ゼノンが世界を変えていっている。ごくわずかの人しか知らないゼノンが、徐々に、確実に世界を歪ませている。XenoArtsとXenoLordとの争いの間に、一体何が生まれるというのか。分からなかった。
「苦しいか。だったら、僕と一緒に来てくれ。お前のゼノンの力、そしてゼノンに関する記憶を消すことが出来る」
「ほ、本当か?それは。頼む、消してくれ。俺は…俺は元の自分に戻りたいんだ…」
「分かった。じゃあ、行こう」
僕は京也の手を掴み、そして瞬間移動した。そう。これで良かったんだ。きっと…
控室の扉の前。花音は腕組みして立っていた。そして、目を閉じた。花音も本当は何も分かってはいなかった。
「考える余地がありそうね」
そう呟き、花音は競技場を後にした。そして、大会が始まった。
まず、健介の部屋へ向かった。京也のゼノンを消すためだ。チャイムを鳴らすと、健介が出てきた。
「あ、健介さん。あの…こいつのゼノンの力を消してやってくれないか」
いきなりのことだったが、健介は表情一つ変えず、京也の胸に手を当てた。数秒後、手を離す。
「能力は、消した」
「ああ…ありがとう」
それだけ言って、健介はドアを閉めた。相変わらず読めない奴だ。続いて、麻耶の部屋に行った。チャイムを鳴らす。麻耶は少し驚いた顔をしたが、僕らを部屋に招き入れてくれた。麻耶は僕と京也にお茶を入れて、渡した。
「それで?何の用かな?」
「こいつの…ゼノンに関する記憶を消してやってほしい」
「まあ、いいけど…もしかして、紫苑くん。花音ちゃんには秘密にしてるの?」
「え…ああ…まあ」
僕は曖昧に返事した。心を読まれてるかのようだ。
「花音ちゃんと喧嘩したんだって?」
「…ああ」
「花音ちゃん、あれで頑固だからね…自分から謝る娘じゃないわ。紫苑くんから謝ったらいいんじゃない?」
「これは…謝る謝らないの問題じゃないんだ…もっとこう…根本的な何かが間違ってる…ような…」
「ふふ、そういう難しいこと、考えないの。今は何も分からなくて、いいの」
麻耶は軽く笑みを浮かべ、京也の額に手を当てた。なんだ…この女は。こいつは何か知ってるんだな…ならば一体何を知っている…もう味方すら信用出来なくなっているのか…僕は。
「はい、終わったよ」
「ああ…どうも…」
僕はそれだけ言って、京也と外を出た。そして、ドアを閉める。

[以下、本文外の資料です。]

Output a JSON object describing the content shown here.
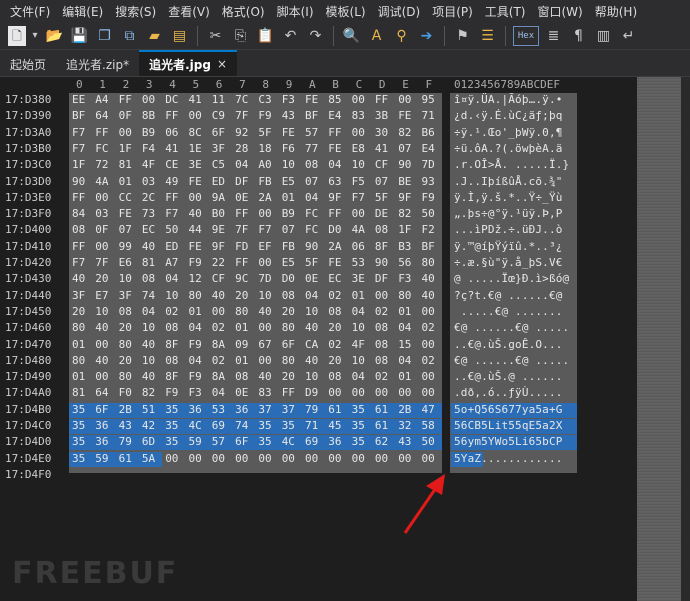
{
  "menu": [
    "文件(F)",
    "编辑(E)",
    "搜索(S)",
    "查看(V)",
    "格式(O)",
    "脚本(I)",
    "模板(L)",
    "调试(D)",
    "项目(P)",
    "工具(T)",
    "窗口(W)",
    "帮助(H)"
  ],
  "toolbar": {
    "hex_label": "Hex",
    "icons": [
      "new-file-icon",
      "dropdown-icon",
      "open-folder-icon",
      "save-icon",
      "save-all-icon",
      "copy-file-icon",
      "folder-icon",
      "folder-multi-icon",
      "cut-icon",
      "copy-icon",
      "paste-icon",
      "undo-icon",
      "redo-icon",
      "find-icon",
      "replace-icon",
      "find-replace-icon",
      "goto-arrow-icon",
      "bookmark-icon",
      "bookmark-list-icon",
      "hex-toggle-icon",
      "format-icon",
      "pilcrow-icon",
      "columns-icon",
      "wrap-icon"
    ]
  },
  "tabs": [
    {
      "label": "起始页",
      "active": false,
      "close": ""
    },
    {
      "label": "追光者.zip*",
      "active": false,
      "close": ""
    },
    {
      "label": "追光者.jpg",
      "active": true,
      "close": "×"
    }
  ],
  "hex_ruler": [
    "0",
    "1",
    "2",
    "3",
    "4",
    "5",
    "6",
    "7",
    "8",
    "9",
    "A",
    "B",
    "C",
    "D",
    "E",
    "F"
  ],
  "ascii_ruler": "0123456789ABCDEF",
  "rows": [
    {
      "addr": "17:D380",
      "bytes": [
        "EE",
        "A4",
        "FF",
        "00",
        "DC",
        "41",
        "11",
        "7C",
        "C3",
        "F3",
        "FE",
        "85",
        "00",
        "FF",
        "00",
        "95"
      ],
      "ascii": "î¤ÿ.ÜA.|Ãóþ….ÿ.•",
      "sel": 0
    },
    {
      "addr": "17:D390",
      "bytes": [
        "BF",
        "64",
        "0F",
        "8B",
        "FF",
        "00",
        "C9",
        "7F",
        "F9",
        "43",
        "BF",
        "E4",
        "83",
        "3B",
        "FE",
        "71"
      ],
      "ascii": "¿d.‹ÿ.É.ùC¿äƒ;þq",
      "sel": 0
    },
    {
      "addr": "17:D3A0",
      "bytes": [
        "F7",
        "FF",
        "00",
        "B9",
        "06",
        "8C",
        "6F",
        "92",
        "5F",
        "FE",
        "57",
        "FF",
        "00",
        "30",
        "82",
        "B6"
      ],
      "ascii": "÷ÿ.¹.Œo'_þWÿ.0‚¶",
      "sel": 0
    },
    {
      "addr": "17:D3B0",
      "bytes": [
        "F7",
        "FC",
        "1F",
        "F4",
        "41",
        "1E",
        "3F",
        "28",
        "18",
        "F6",
        "77",
        "FE",
        "E8",
        "41",
        "07",
        "E4"
      ],
      "ascii": "÷ü.ôA.?(.öwþèA.ä",
      "sel": 0
    },
    {
      "addr": "17:D3C0",
      "bytes": [
        "1F",
        "72",
        "81",
        "4F",
        "CE",
        "3E",
        "C5",
        "04",
        "A0",
        "10",
        "08",
        "04",
        "10",
        "CF",
        "90",
        "7D"
      ],
      "ascii": ".r.OÎ>Å. .....Ï.}",
      "sel": 0
    },
    {
      "addr": "17:D3D0",
      "bytes": [
        "90",
        "4A",
        "01",
        "03",
        "49",
        "FE",
        "ED",
        "DF",
        "FB",
        "E5",
        "07",
        "63",
        "F5",
        "07",
        "BE",
        "93"
      ],
      "ascii": ".J..IþíßûÅ.cõ.¾\"",
      "sel": 0
    },
    {
      "addr": "17:D3E0",
      "bytes": [
        "FF",
        "00",
        "CC",
        "2C",
        "FF",
        "00",
        "9A",
        "0E",
        "2A",
        "01",
        "04",
        "9F",
        "F7",
        "5F",
        "9F",
        "F9"
      ],
      "ascii": "ÿ.Ì,ÿ.š.*..Ÿ÷_Ÿù",
      "sel": 0
    },
    {
      "addr": "17:D3F0",
      "bytes": [
        "84",
        "03",
        "FE",
        "73",
        "F7",
        "40",
        "B0",
        "FF",
        "00",
        "B9",
        "FC",
        "FF",
        "00",
        "DE",
        "82",
        "50"
      ],
      "ascii": "„.þs÷@°ÿ.¹üÿ.Þ‚P",
      "sel": 0
    },
    {
      "addr": "17:D400",
      "bytes": [
        "08",
        "0F",
        "07",
        "EC",
        "50",
        "44",
        "9E",
        "7F",
        "F7",
        "07",
        "FC",
        "D0",
        "4A",
        "08",
        "1F",
        "F2"
      ],
      "ascii": "...ìPDž.÷.üÐJ..ò",
      "sel": 0
    },
    {
      "addr": "17:D410",
      "bytes": [
        "FF",
        "00",
        "99",
        "40",
        "ED",
        "FE",
        "9F",
        "FD",
        "EF",
        "FB",
        "90",
        "2A",
        "06",
        "8F",
        "B3",
        "BF"
      ],
      "ascii": "ÿ.™@íþŸýïû.*..³¿",
      "sel": 0
    },
    {
      "addr": "17:D420",
      "bytes": [
        "F7",
        "7F",
        "E6",
        "81",
        "A7",
        "F9",
        "22",
        "FF",
        "00",
        "E5",
        "5F",
        "FE",
        "53",
        "90",
        "56",
        "80"
      ],
      "ascii": "÷.æ.§ù\"ÿ.å_þS.V€",
      "sel": 0
    },
    {
      "addr": "17:D430",
      "bytes": [
        "40",
        "20",
        "10",
        "08",
        "04",
        "12",
        "CF",
        "9C",
        "7D",
        "D0",
        "0E",
        "EC",
        "3E",
        "DF",
        "F3",
        "40"
      ],
      "ascii": "@ .....Ïœ}Ð.ì>ßó@",
      "sel": 0
    },
    {
      "addr": "17:D440",
      "bytes": [
        "3F",
        "E7",
        "3F",
        "74",
        "10",
        "80",
        "40",
        "20",
        "10",
        "08",
        "04",
        "02",
        "01",
        "00",
        "80",
        "40"
      ],
      "ascii": "?ç?t.€@ ......€@",
      "sel": 0
    },
    {
      "addr": "17:D450",
      "bytes": [
        "20",
        "10",
        "08",
        "04",
        "02",
        "01",
        "00",
        "80",
        "40",
        "20",
        "10",
        "08",
        "04",
        "02",
        "01",
        "00"
      ],
      "ascii": " .....€@ .......",
      "sel": 0
    },
    {
      "addr": "17:D460",
      "bytes": [
        "80",
        "40",
        "20",
        "10",
        "08",
        "04",
        "02",
        "01",
        "00",
        "80",
        "40",
        "20",
        "10",
        "08",
        "04",
        "02"
      ],
      "ascii": "€@ ......€@ .....",
      "sel": 0
    },
    {
      "addr": "17:D470",
      "bytes": [
        "01",
        "00",
        "80",
        "40",
        "8F",
        "F9",
        "8A",
        "09",
        "67",
        "6F",
        "CA",
        "02",
        "4F",
        "08",
        "15",
        "00"
      ],
      "ascii": "..€@.ùŠ.goÊ.O...",
      "sel": 0
    },
    {
      "addr": "17:D480",
      "bytes": [
        "80",
        "40",
        "20",
        "10",
        "08",
        "04",
        "02",
        "01",
        "00",
        "80",
        "40",
        "20",
        "10",
        "08",
        "04",
        "02"
      ],
      "ascii": "€@ ......€@ .....",
      "sel": 0
    },
    {
      "addr": "17:D490",
      "bytes": [
        "01",
        "00",
        "80",
        "40",
        "8F",
        "F9",
        "8A",
        "08",
        "40",
        "20",
        "10",
        "08",
        "04",
        "02",
        "01",
        "00"
      ],
      "ascii": "..€@.ùŠ.@ ......",
      "sel": 0
    },
    {
      "addr": "17:D4A0",
      "bytes": [
        "81",
        "64",
        "F0",
        "82",
        "F9",
        "F3",
        "04",
        "0E",
        "83",
        "FF",
        "D9",
        "00",
        "00",
        "00",
        "00",
        "00"
      ],
      "ascii": ".dð‚.ó..ƒÿÙ.....",
      "sel": 0
    },
    {
      "addr": "17:D4B0",
      "bytes": [
        "35",
        "6F",
        "2B",
        "51",
        "35",
        "36",
        "53",
        "36",
        "37",
        "37",
        "79",
        "61",
        "35",
        "61",
        "2B",
        "47"
      ],
      "ascii": "5o+Q56S677ya5a+G",
      "sel": 16
    },
    {
      "addr": "17:D4C0",
      "bytes": [
        "35",
        "36",
        "43",
        "42",
        "35",
        "4C",
        "69",
        "74",
        "35",
        "35",
        "71",
        "45",
        "35",
        "61",
        "32",
        "58"
      ],
      "ascii": "56CB5Lit55qE5a2X",
      "sel": 16
    },
    {
      "addr": "17:D4D0",
      "bytes": [
        "35",
        "36",
        "79",
        "6D",
        "35",
        "59",
        "57",
        "6F",
        "35",
        "4C",
        "69",
        "36",
        "35",
        "62",
        "43",
        "50"
      ],
      "ascii": "56ym5YWo5Li65bCP",
      "sel": 16
    },
    {
      "addr": "17:D4E0",
      "bytes": [
        "35",
        "59",
        "61",
        "5A",
        "00",
        "00",
        "00",
        "00",
        "00",
        "00",
        "00",
        "00",
        "00",
        "00",
        "00",
        "00"
      ],
      "ascii": "5YaZ............",
      "sel": 4
    },
    {
      "addr": "17:D4F0",
      "bytes": [],
      "ascii": "",
      "sel": 0
    }
  ],
  "watermark": "FREEBUF"
}
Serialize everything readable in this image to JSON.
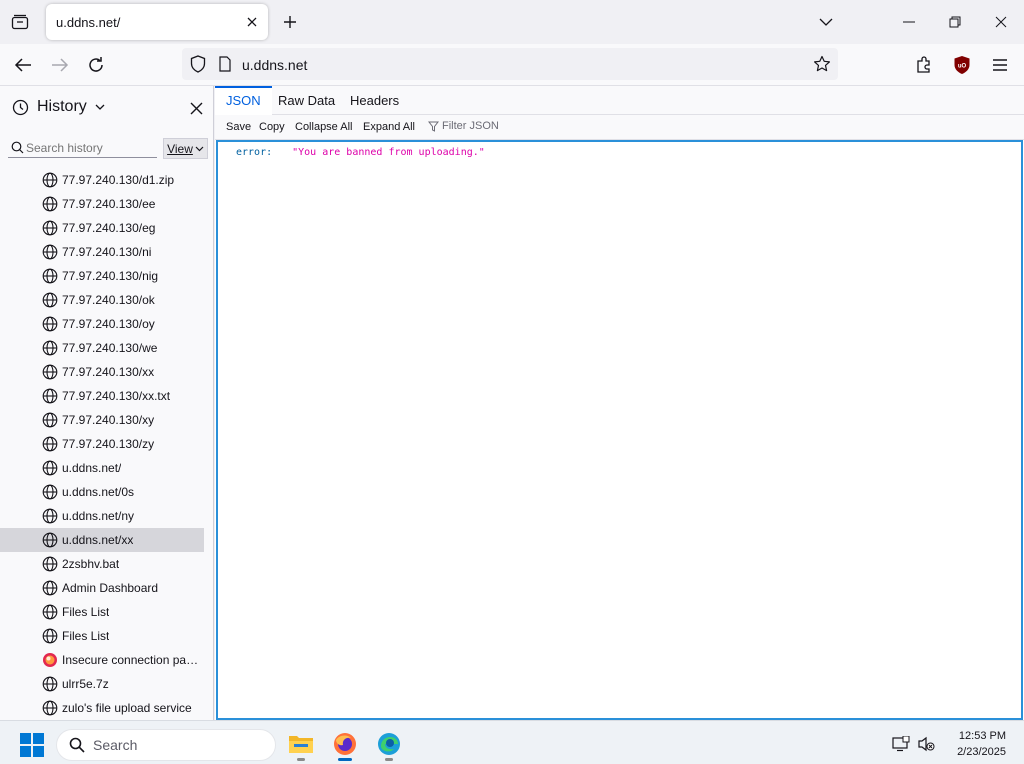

分からない奴だ。
「…とうとう紫苑くんも…ゼノンの存在に疑問を抱くようになったのね…」
目が虚ろになった京也。記憶を消されて混乱しているのだろう。速く競技場に帰してやろう。きっとこいつは記録を出せない。でも、それも京也のためだ。こいつ自身も望んでいたことだ。僕は正しいことをやったんだ。そう自分に言い聞かせ、競技場に瞬間移動した。京也を控室に寝かせると、自分だけXenoArtsに瞬間移動した。
ロビー。今日は何故か凄く疲れた。特に大したことはしていない筈なのに。頭を少し使いすぎた。普段使わない部分を大量に使ったようで…頭が痛くなってきた。頭を押さえていると、足音が聞こえた。
「勝手な事、やってくれたね」
花音だった。腕を組み、仁王立ちをしている。僕は花音を睨みつけた。向こうも睨み返してくる。これは厄介な事になりそうだ。